Welcome to the forum!


----------



## Appyt (Oct 14, 2007)

Hello, welcome....


----------



## foreignmusic (Mar 7, 2010)

thank you!


----------



## jazzyrider (Sep 16, 2007)

welcome to the forum  hope you enjoy it here


----------



## kchfuller (Feb 1, 2008)

Welcome from CA!


----------



## HalfPass (Jun 12, 2009)

Hi and welcom to the Horse Forum!!

HP


----------



## foreignmusic (Mar 7, 2010)

Thanks so much! 

I haven't gotten thru everything here yet but so far, i am totally smitten with all the stunning horses you guys have: )


----------



## sheawhittet (Oct 11, 2009)

Welcome!! I respect the fact that you rescue and rehabiliate your horses, so do I!!


----------



## foreignmusic (Mar 7, 2010)

I admit that I have not rescued any directly from a "rescue" facility, more that I take them in BEFORE they get on the rescue bus. I also transport any and all legitimate rescue animals for free.

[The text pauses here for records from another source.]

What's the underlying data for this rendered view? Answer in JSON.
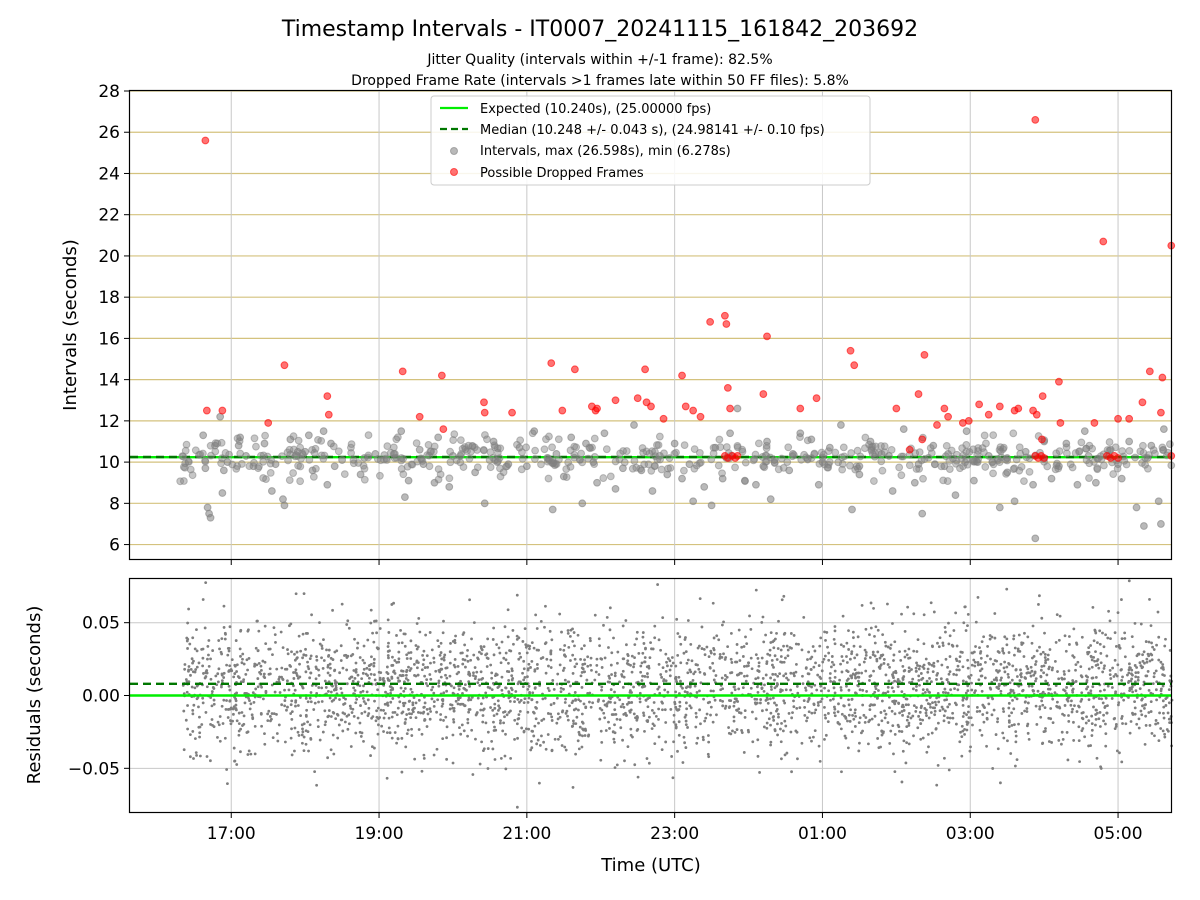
{
  "chart_data": {
    "type": "scatter",
    "title": "Timestamp Intervals - IT0007_20241115_161842_203692",
    "subtitle_lines": [
      "Jitter Quality (intervals within +/-1 frame): 82.5%",
      "Dropped Frame Rate (intervals >1 frames late within 50 FF files): 5.8%"
    ],
    "xlabel": "Time (UTC)",
    "x_tick_labels": [
      "17:00",
      "19:00",
      "21:00",
      "23:00",
      "01:00",
      "03:00",
      "05:00"
    ],
    "x_ticks_hours": [
      17,
      19,
      21,
      23,
      25,
      27,
      29
    ],
    "xlim_hours": [
      15.63,
      29.73
    ],
    "top_panel": {
      "ylabel": "Intervals (seconds)",
      "ylim": [
        5.3,
        28
      ],
      "y_ticks": [
        6,
        8,
        10,
        12,
        14,
        16,
        18,
        20,
        22,
        24,
        26,
        28
      ],
      "y_tick_labels": [
        "6",
        "8",
        "10",
        "12",
        "14",
        "16",
        "18",
        "20",
        "22",
        "24",
        "26",
        "28"
      ],
      "grid": true,
      "legend_placement": "upper-center",
      "legend": [
        {
          "label": "Expected (10.240s), (25.00000 fps)",
          "kind": "line",
          "color": "#00ee00"
        },
        {
          "label": "Median (10.248 +/- 0.043 s), (24.98141 +/- 0.10 fps)",
          "kind": "dashed",
          "color": "#007700"
        },
        {
          "label": "Intervals, max (26.598s), min (6.278s)",
          "kind": "marker",
          "color": "#808080"
        },
        {
          "label": "Possible Dropped Frames",
          "kind": "marker",
          "color": "#ff0000"
        }
      ],
      "expected_line": 10.24,
      "median_line": 10.248,
      "series": [
        {
          "name": "Intervals, max (26.598s), min (6.278s)",
          "color": "#808080",
          "points": [
            [
              16.62,
              11.3
            ],
            [
              16.65,
              9.7
            ],
            [
              16.68,
              7.8
            ],
            [
              16.7,
              7.5
            ],
            [
              16.72,
              7.3
            ],
            [
              16.78,
              10.8
            ],
            [
              16.85,
              12.2
            ],
            [
              16.88,
              8.5
            ],
            [
              16.9,
              9.6
            ],
            [
              17.1,
              10.8
            ],
            [
              17.12,
              11.2
            ],
            [
              17.3,
              9.8
            ],
            [
              17.45,
              10.9
            ],
            [
              17.55,
              8.6
            ],
            [
              17.7,
              8.2
            ],
            [
              17.72,
              7.9
            ],
            [
              17.8,
              11.1
            ],
            [
              17.9,
              10.5
            ],
            [
              18.05,
              11.3
            ],
            [
              18.1,
              9.6
            ],
            [
              18.25,
              11.5
            ],
            [
              18.3,
              8.9
            ],
            [
              18.35,
              10.9
            ],
            [
              18.5,
              10.1
            ],
            [
              18.75,
              9.4
            ],
            [
              18.95,
              10.4
            ],
            [
              19.3,
              11.5
            ],
            [
              19.35,
              8.3
            ],
            [
              19.4,
              9.1
            ],
            [
              19.55,
              10.6
            ],
            [
              19.75,
              9.0
            ],
            [
              19.8,
              11.2
            ],
            [
              19.95,
              8.8
            ],
            [
              20.1,
              10.3
            ],
            [
              20.3,
              9.5
            ],
            [
              20.43,
              8.0
            ],
            [
              20.55,
              11.0
            ],
            [
              20.75,
              9.9
            ],
            [
              20.9,
              10.7
            ],
            [
              21.1,
              11.5
            ],
            [
              21.3,
              10.1
            ],
            [
              21.35,
              7.7
            ],
            [
              21.5,
              9.3
            ],
            [
              21.6,
              11.2
            ],
            [
              21.75,
              8.0
            ],
            [
              21.8,
              10.9
            ],
            [
              21.95,
              9.0
            ],
            [
              22.05,
              11.4
            ],
            [
              22.2,
              8.7
            ],
            [
              22.45,
              11.8
            ],
            [
              22.55,
              9.6
            ],
            [
              22.7,
              8.6
            ],
            [
              22.9,
              9.4
            ],
            [
              23.0,
              10.9
            ],
            [
              23.1,
              9.2
            ],
            [
              23.25,
              8.1
            ],
            [
              23.4,
              8.8
            ],
            [
              23.5,
              7.9
            ],
            [
              23.55,
              10.7
            ],
            [
              23.65,
              9.2
            ],
            [
              23.75,
              11.4
            ],
            [
              23.85,
              12.6
            ],
            [
              23.95,
              9.1
            ],
            [
              24.1,
              8.9
            ],
            [
              24.25,
              11.0
            ],
            [
              24.3,
              8.2
            ],
            [
              24.35,
              10.1
            ],
            [
              24.55,
              9.6
            ],
            [
              24.7,
              11.4
            ],
            [
              24.85,
              11.1
            ],
            [
              24.95,
              8.9
            ],
            [
              25.1,
              10.7
            ],
            [
              25.25,
              11.8
            ],
            [
              25.4,
              7.7
            ],
            [
              25.5,
              9.4
            ],
            [
              25.65,
              11.0
            ],
            [
              25.8,
              10.4
            ],
            [
              25.95,
              8.6
            ],
            [
              26.1,
              11.6
            ],
            [
              26.25,
              9.0
            ],
            [
              26.35,
              7.5
            ],
            [
              26.5,
              10.8
            ],
            [
              26.65,
              9.8
            ],
            [
              26.8,
              8.4
            ],
            [
              26.95,
              11.5
            ],
            [
              27.05,
              9.1
            ],
            [
              27.25,
              10.3
            ],
            [
              27.4,
              7.8
            ],
            [
              27.5,
              9.5
            ],
            [
              27.6,
              8.1
            ],
            [
              27.75,
              10.5
            ],
            [
              27.85,
              8.9
            ],
            [
              27.88,
              6.3
            ],
            [
              28.0,
              11.0
            ],
            [
              28.1,
              9.2
            ],
            [
              28.3,
              10.9
            ],
            [
              28.45,
              8.9
            ],
            [
              28.55,
              11.5
            ],
            [
              28.7,
              9.0
            ],
            [
              28.9,
              10.6
            ],
            [
              29.05,
              9.2
            ],
            [
              29.15,
              11.0
            ],
            [
              29.25,
              7.8
            ],
            [
              29.35,
              6.9
            ],
            [
              29.45,
              10.8
            ],
            [
              29.55,
              8.1
            ],
            [
              29.58,
              7.0
            ],
            [
              29.62,
              11.6
            ],
            [
              16.95,
              10.0
            ],
            [
              17.2,
              10.3
            ],
            [
              17.6,
              9.9
            ],
            [
              18.0,
              10.5
            ],
            [
              18.4,
              9.8
            ],
            [
              18.8,
              10.2
            ],
            [
              19.2,
              10.4
            ],
            [
              19.6,
              9.9
            ],
            [
              20.0,
              10.3
            ],
            [
              20.6,
              10.0
            ],
            [
              21.0,
              9.8
            ],
            [
              21.4,
              10.4
            ],
            [
              21.9,
              10.0
            ],
            [
              22.3,
              9.7
            ],
            [
              22.8,
              10.3
            ],
            [
              23.2,
              9.9
            ],
            [
              23.7,
              10.2
            ],
            [
              24.2,
              9.8
            ],
            [
              24.6,
              10.4
            ],
            [
              25.0,
              10.0
            ],
            [
              25.5,
              9.8
            ],
            [
              25.9,
              10.3
            ],
            [
              26.3,
              9.9
            ],
            [
              26.7,
              10.4
            ],
            [
              27.1,
              10.0
            ],
            [
              27.5,
              10.2
            ],
            [
              28.2,
              9.8
            ],
            [
              28.6,
              10.3
            ],
            [
              29.0,
              9.9
            ],
            [
              29.4,
              10.2
            ]
          ]
        },
        {
          "name": "Possible Dropped Frames",
          "color": "#ff0000",
          "points": [
            [
              16.65,
              25.6
            ],
            [
              16.67,
              12.5
            ],
            [
              16.88,
              12.5
            ],
            [
              17.72,
              14.7
            ],
            [
              17.5,
              11.9
            ],
            [
              18.3,
              13.2
            ],
            [
              18.32,
              12.3
            ],
            [
              19.32,
              14.4
            ],
            [
              19.55,
              12.2
            ],
            [
              19.85,
              14.2
            ],
            [
              19.87,
              11.6
            ],
            [
              20.42,
              12.9
            ],
            [
              20.43,
              12.4
            ],
            [
              20.8,
              12.4
            ],
            [
              21.33,
              14.8
            ],
            [
              21.48,
              12.5
            ],
            [
              21.65,
              14.5
            ],
            [
              21.88,
              12.7
            ],
            [
              21.95,
              12.6
            ],
            [
              21.93,
              12.5
            ],
            [
              22.2,
              13.0
            ],
            [
              22.5,
              13.1
            ],
            [
              22.6,
              14.5
            ],
            [
              22.62,
              12.9
            ],
            [
              22.68,
              12.7
            ],
            [
              22.85,
              12.1
            ],
            [
              23.1,
              14.2
            ],
            [
              23.15,
              12.7
            ],
            [
              23.25,
              12.5
            ],
            [
              23.35,
              12.2
            ],
            [
              23.48,
              16.8
            ],
            [
              23.68,
              17.1
            ],
            [
              23.7,
              16.7
            ],
            [
              23.72,
              13.6
            ],
            [
              23.75,
              12.6
            ],
            [
              24.2,
              13.3
            ],
            [
              24.25,
              16.1
            ],
            [
              24.7,
              12.6
            ],
            [
              24.92,
              13.1
            ],
            [
              25.38,
              15.4
            ],
            [
              25.43,
              14.7
            ],
            [
              26.0,
              12.6
            ],
            [
              26.18,
              10.6
            ],
            [
              26.3,
              13.3
            ],
            [
              26.38,
              15.2
            ],
            [
              26.35,
              11.1
            ],
            [
              26.55,
              11.8
            ],
            [
              26.65,
              12.6
            ],
            [
              26.7,
              12.2
            ],
            [
              26.9,
              11.9
            ],
            [
              26.98,
              12.0
            ],
            [
              27.12,
              12.8
            ],
            [
              27.25,
              12.3
            ],
            [
              27.4,
              12.7
            ],
            [
              27.6,
              12.5
            ],
            [
              27.65,
              12.6
            ],
            [
              27.88,
              26.6
            ],
            [
              27.85,
              12.5
            ],
            [
              27.9,
              12.3
            ],
            [
              27.98,
              13.2
            ],
            [
              27.97,
              11.1
            ],
            [
              28.2,
              13.9
            ],
            [
              28.22,
              11.9
            ],
            [
              28.68,
              11.9
            ],
            [
              28.8,
              20.7
            ],
            [
              29.0,
              12.1
            ],
            [
              29.15,
              12.1
            ],
            [
              29.33,
              12.9
            ],
            [
              29.43,
              14.4
            ],
            [
              29.6,
              14.1
            ],
            [
              29.58,
              12.4
            ],
            [
              29.72,
              20.5
            ],
            [
              29.72,
              10.3
            ],
            [
              23.68,
              10.3
            ],
            [
              23.72,
              10.2
            ],
            [
              23.78,
              10.3
            ],
            [
              23.82,
              10.2
            ],
            [
              23.85,
              10.3
            ],
            [
              27.88,
              10.3
            ],
            [
              27.92,
              10.2
            ],
            [
              27.96,
              10.3
            ],
            [
              28.0,
              10.2
            ],
            [
              28.85,
              10.3
            ],
            [
              28.9,
              10.2
            ],
            [
              28.95,
              10.3
            ],
            [
              29.0,
              10.2
            ]
          ]
        }
      ]
    },
    "bottom_panel": {
      "ylabel": "Residuals (seconds)",
      "ylim": [
        -0.08,
        0.08
      ],
      "y_ticks": [
        0.05,
        0.0,
        -0.05
      ],
      "y_tick_labels": [
        "0.05",
        "0.00",
        "−0.05"
      ],
      "grid": true,
      "expected_line": 0.0,
      "median_line": 0.008,
      "series": [
        {
          "name": "Residuals",
          "color": "#7f7f7f",
          "x_start": 16.35,
          "x_end": 29.73,
          "count": 3400,
          "mean": 0.006,
          "spread": 0.022
        }
      ]
    }
  }
}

Rescue, for some, is a good thing. Thank you for YOUR efforts, SheaW.! And thanks, too, for the welcome : )


----------



## Juniper (May 4, 2007)

Nice to meet ya!


----------



## foreignmusic (Mar 7, 2010)

Thank you, and nice to meet you, too! Montana has always held huge interest for me and someday I will visit again, if not live there : )


----------



## Juniper (May 4, 2007)

what part of Montana did you visit?


----------



## foreignmusic (Mar 7, 2010)

Had friends/family near Missoula back in the late 80's early 90's. We spent most vacations there while they were there, near somebody's lake.... greely? Seeley! Gosh, it's been a long time... Thanks for stirring the memoury box : ). It was the serenity that i remember liking so much. And the space.


----------